This study investigates whether pretrained video foundation models encode intuitive physical knowledge within their frozen representations and systematically analyzes their performance across different architectures, network depths, and probing methodologies. By conducting frozen-feature probing and frame-order perturbation experiments on the IntPhys2 and Minimal Video Pairs benchmarks with models such as V-JEPA, VideoMAE, and LTX-Video, this work presents the first comparative assessment of how three distinct pretraining paradigms—joint embedding, masked reconstruction, and diffusion-based generation—affect physical understanding. The results demonstrate that V-JEPA consistently achieves superior performance, particularly in modeling temporal dynamics. Furthermore, physical information is predominantly localized in middle-to-deep layers and is highly sensitive to frame ordering, indicating that intuitive physics can indeed be effectively encoded, albeit significantly modulated by the choice of pretraining objective and readout mechanism.

We study whether pretrained video foundation models encode intuitive-physics information in their frozen representations, and how this information varies across model families, layers, and probe types. Using frozen-feature probing on IntPhys2 and Minimal Video Pairs (MVP), we compare predictive joint-embedding models (V-JEPA), masked reconstruction models (VideoMAE), and a diffusion-based video generator (LTX-Video). V-JEPA achieves the strongest overall results across benchmarks, especially with probes that model temporal dynamics, while VideoMAE remains competitive and LTX-Video recovers weaker but non-trivial signal.
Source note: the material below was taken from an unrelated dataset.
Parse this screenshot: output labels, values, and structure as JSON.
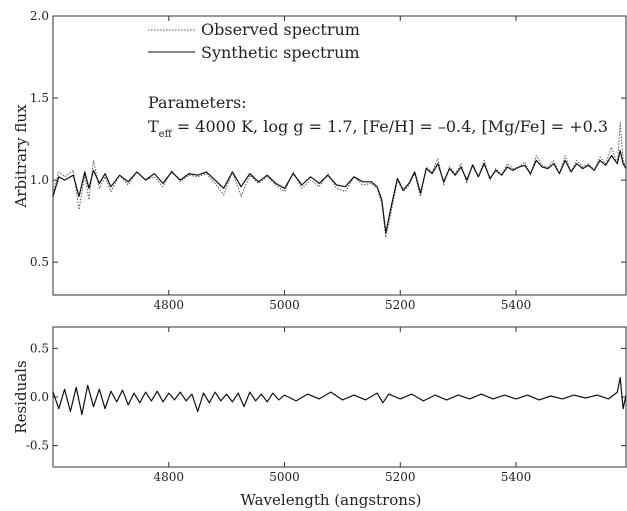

Layerwise analyses show that physics-relevant information is weakest in early layers and becomes most accessible at intermediate-to-late depth, and temporal controls show that disrupting frame order substantially reduces performance, especially on MVP. Together, these results suggest that intuitive-physics knowledge emerges reliably in pretrained video representations, but its accessibility depends strongly on pretraining paradigm, representational depth, and readout mechanism.